How to read model names
Llama-4-70B-Instruct— base 70 billion params, instruction-tuned.Qwen3-32B-Instruct— instruction-tuned chat variant.Llama-4-70B-Instruct-AWQ— AWQ-quantized version.Qwen2.5-Coder-32B— coding-specialist tune.DeepSeek-R1-Distill-Llama-70B— R1 reasoning distilled into a Llama 70B base.- Quants:
Q4_K_M,Q5_K_M,Q6_K,Q8_0,FP16— see quantization.
Honest framing
- Benchmark games are real. Open-weight leaderboards (LMSYS Chatbot Arena, OpenRouter rankings, lmarena.ai) are useful but gameable. Check multiple sources.
- Day-1 capability you'll feel — instruction-following, math, coding, multilingual, hallucination rate.

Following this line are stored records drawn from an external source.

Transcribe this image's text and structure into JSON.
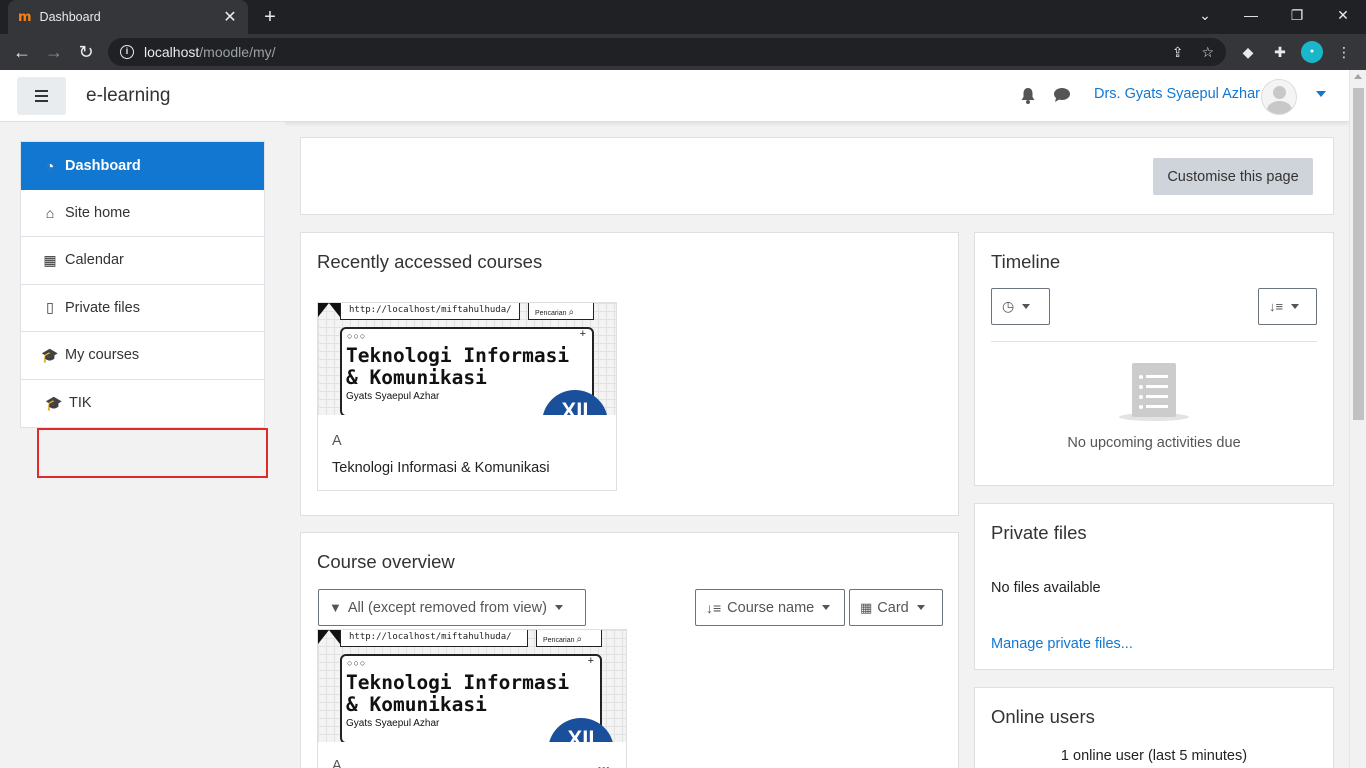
{
  "browser": {
    "tab_title": "Dashboard",
    "favicon": "m",
    "url_host": "localhost",
    "url_path": "/moodle/my/"
  },
  "navbar": {
    "brand": "e-learning",
    "user_name": "Drs. Gyats Syaepul Azhar"
  },
  "nav": {
    "items": [
      {
        "label": "Dashboard",
        "icon": "dashboard-icon",
        "glyph": "◔"
      },
      {
        "label": "Site home",
        "icon": "home-icon",
        "glyph": "⌂"
      },
      {
        "label": "Calendar",
        "icon": "calendar-icon",
        "glyph": "▦"
      },
      {
        "label": "Private files",
        "icon": "file-icon",
        "glyph": "▯"
      },
      {
        "label": "My courses",
        "icon": "graduation-cap-icon",
        "glyph": "🎓"
      },
      {
        "label": "TIK",
        "icon": "graduation-cap-icon",
        "glyph": "🎓"
      }
    ],
    "highlight_color": "#e02a2a"
  },
  "main": {
    "customise_label": "Customise this page",
    "recent": {
      "title": "Recently accessed courses",
      "course": {
        "category": "A",
        "name": "Teknologi Informasi & Komunikasi",
        "image": {
          "url": "http://localhost/miftahulhuda/",
          "search": "Pencarian",
          "title": "Teknologi Informasi\n& Komunikasi",
          "author": "Gyats Syaepul Azhar",
          "badge": "XII"
        }
      }
    },
    "overview": {
      "title": "Course overview",
      "filter_label": "All (except removed from view)",
      "sort_label": "Course name",
      "view_label": "Card",
      "course": {
        "category": "A",
        "image": {
          "url": "http://localhost/miftahulhuda/",
          "search": "Pencarian",
          "title": "Teknologi Informasi\n& Komunikasi",
          "author": "Gyats Syaepul Azhar",
          "badge": "XII"
        }
      }
    }
  },
  "blocks": {
    "timeline": {
      "title": "Timeline",
      "empty_text": "No upcoming activities due"
    },
    "private_files": {
      "title": "Private files",
      "empty_text": "No files available",
      "manage_link": "Manage private files..."
    },
    "online_users": {
      "title": "Online users",
      "summary": "1 online user (last 5 minutes)"
    }
  },
  "colors": {
    "primary": "#1177d1",
    "brand_orange": "#f98012",
    "button_secondary": "#ced4da"
  }
}
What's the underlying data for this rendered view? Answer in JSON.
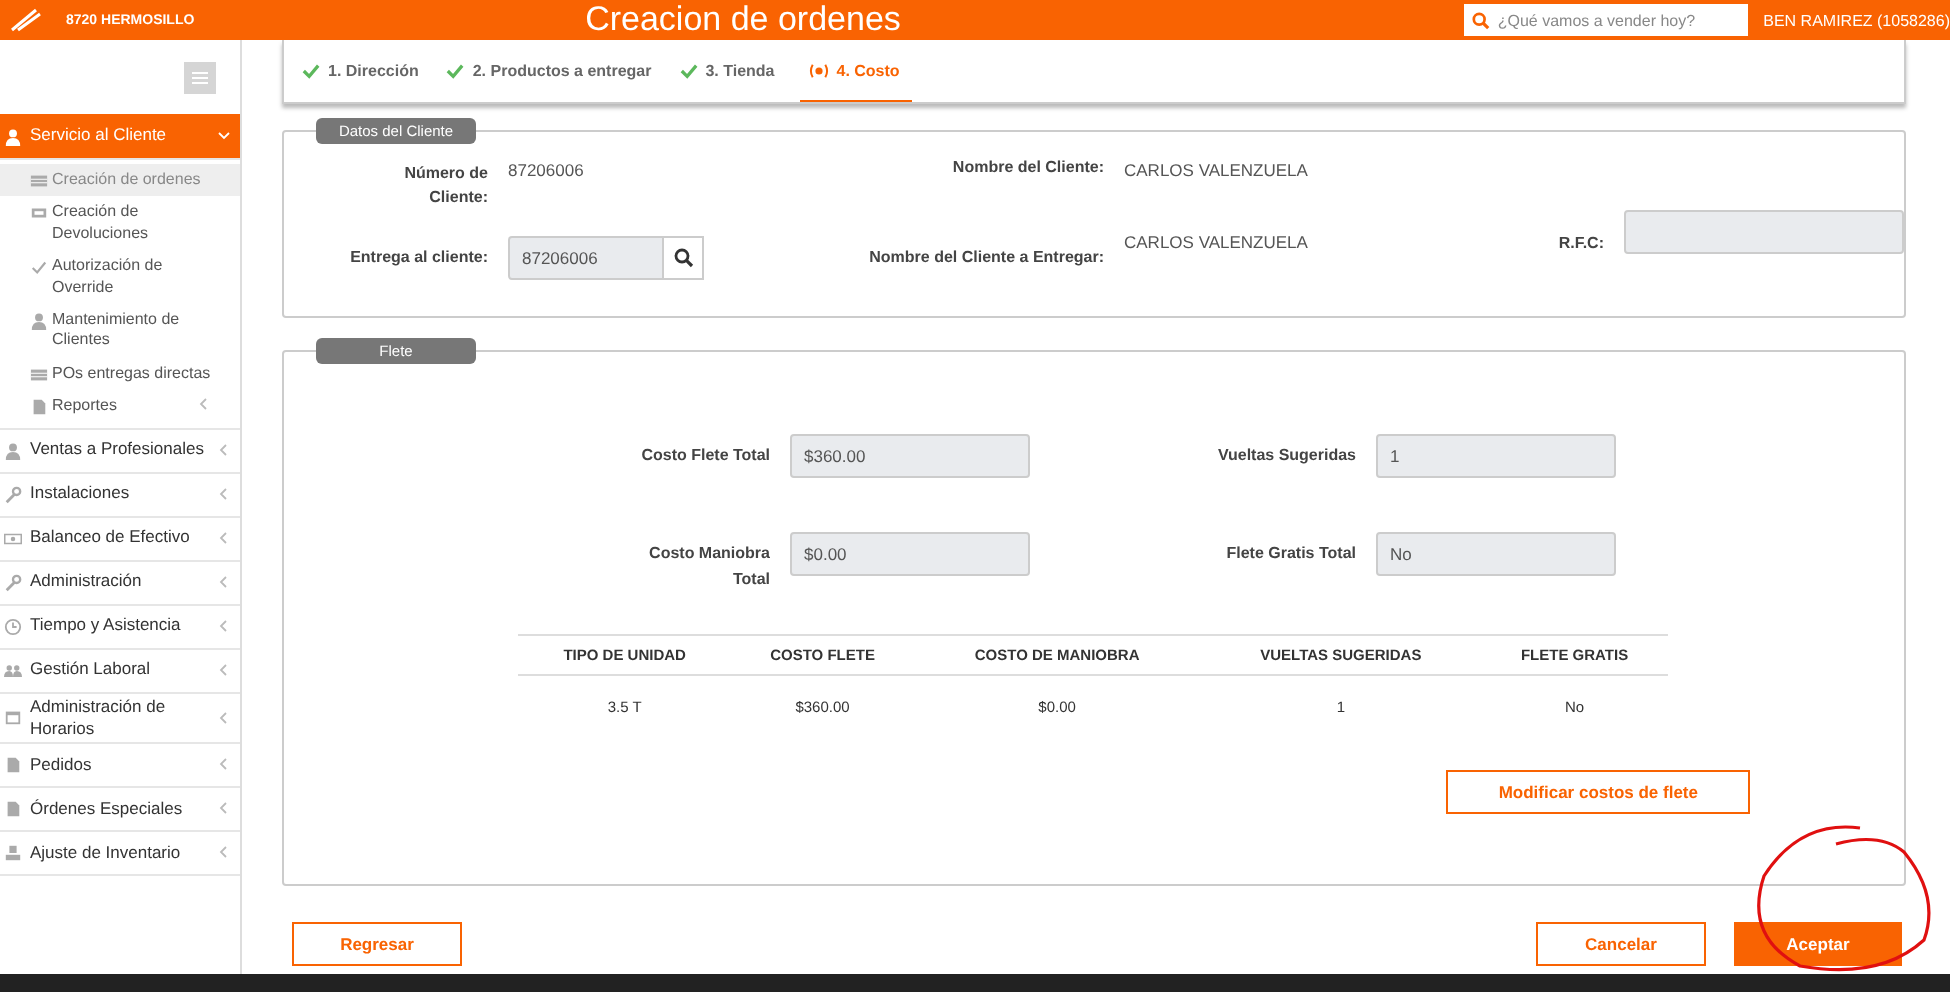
{
  "header": {
    "store": "8720 HERMOSILLO",
    "title": "Creacion de ordenes",
    "search": {
      "placeholder": "¿Qué vamos a vender hoy?"
    },
    "user": "BEN RAMIREZ (1058286)"
  },
  "sidebar": {
    "items": [
      {
        "label": "Servicio al Cliente",
        "selected": true,
        "expanded": true,
        "children": [
          {
            "label": "Creación de ordenes",
            "selected": true
          },
          {
            "label": "Creación de Devoluciones",
            "selected": false
          },
          {
            "label": "Autorización de Override",
            "selected": false
          },
          {
            "label": "Mantenimiento de Clientes",
            "selected": false
          },
          {
            "label": "POs entregas directas",
            "selected": false
          },
          {
            "label": "Reportes",
            "selected": false,
            "expandable": true
          }
        ]
      },
      {
        "label": "Ventas a Profesionales",
        "selected": false,
        "expanded": false
      },
      {
        "label": "Instalaciones",
        "selected": false,
        "expanded": false
      },
      {
        "label": "Balanceo de Efectivo",
        "selected": false,
        "expanded": false
      },
      {
        "label": "Administración",
        "selected": false,
        "expanded": false
      },
      {
        "label": "Tiempo y Asistencia",
        "selected": false,
        "expanded": false
      },
      {
        "label": "Gestión Laboral",
        "selected": false,
        "expanded": false
      },
      {
        "label": "Administración de Horarios",
        "selected": false,
        "expanded": false
      },
      {
        "label": "Pedidos",
        "selected": false,
        "expanded": false
      },
      {
        "label": "Órdenes Especiales",
        "selected": false,
        "expanded": false
      },
      {
        "label": "Ajuste de Inventario",
        "selected": false,
        "expanded": false
      }
    ]
  },
  "steps": [
    {
      "label": "1. Dirección",
      "selected": false
    },
    {
      "label": "2. Productos a entregar",
      "selected": false
    },
    {
      "label": "3. Tienda",
      "selected": false
    },
    {
      "label": "4. Costo",
      "selected": true
    }
  ],
  "client_section": {
    "title": "Datos del Cliente",
    "client_number_label": "Número de Cliente:",
    "client_number": "87206006",
    "delivery_label": "Entrega al cliente:",
    "delivery_value": "87206006",
    "client_name_label": "Nombre del Cliente:",
    "client_name": "CARLOS VALENZUELA",
    "deliver_name_label": "Nombre del Cliente a Entregar:",
    "deliver_name": "CARLOS VALENZUELA",
    "rfc_label": "R.F.C:"
  },
  "freight_section": {
    "title": "Flete",
    "fields": [
      {
        "label": "Costo Flete Total",
        "value": "$360.00"
      },
      {
        "label": "Vueltas Sugeridas",
        "value": "1"
      },
      {
        "label": "Costo Maniobra Total",
        "value": "$0.00"
      },
      {
        "label": "Flete Gratis Total",
        "value": "No"
      }
    ],
    "table": {
      "columns": [
        "TIPO DE UNIDAD",
        "COSTO FLETE",
        "COSTO DE MANIOBRA",
        "VUELTAS SUGERIDAS",
        "FLETE GRATIS"
      ],
      "rows": [
        [
          "3.5 T",
          "$360.00",
          "$0.00",
          "1",
          "No"
        ]
      ]
    },
    "modify_button": "Modificar costos de flete"
  },
  "buttons": {
    "back": "Regresar",
    "cancel": "Cancelar",
    "accept": "Aceptar"
  }
}
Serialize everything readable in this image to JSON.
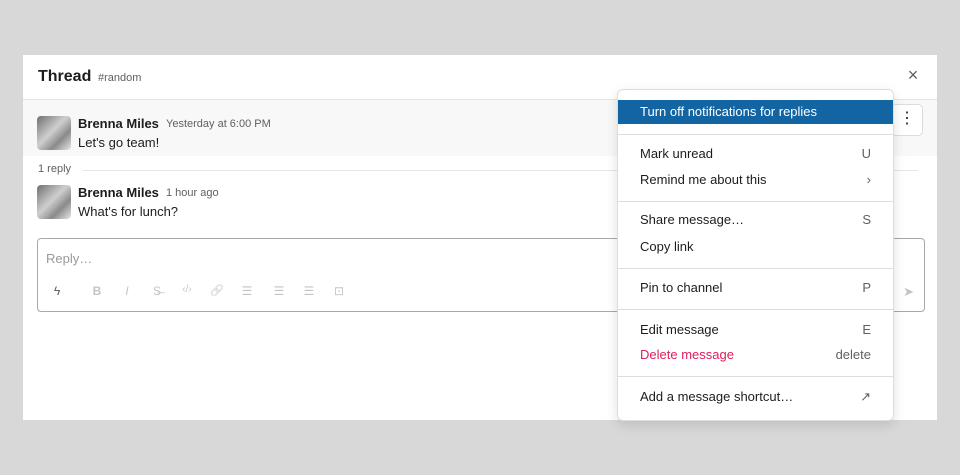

- What benchmarks miss — vibes, tone, creative writing, in-character roleplay; the SillyTavern community has its own taste-led rankings.
- Re-evaluate every 6 months. The frontier moves fast; the model that was state-of-the-art when you set up your stack is not the one you should be running today.
Pick this if…
- One general-purpose pick, balanced license & capability: Qwen 3 32B (Apache 2.0).
- Best frontier-class at home: Llama 4 (largest variant your hardware fits).
- Reasoning-heavy workloads: DeepSeek R1 or its distillations.
- Coding-specialist: see coding models.
- Vision / multimodal: see vision models.
- Tiny models on tiny hardware: Phi-4-mini, Llama 3.2 1B/3B.
- Strict commercial license: stick to Apache 2.0 / MIT models.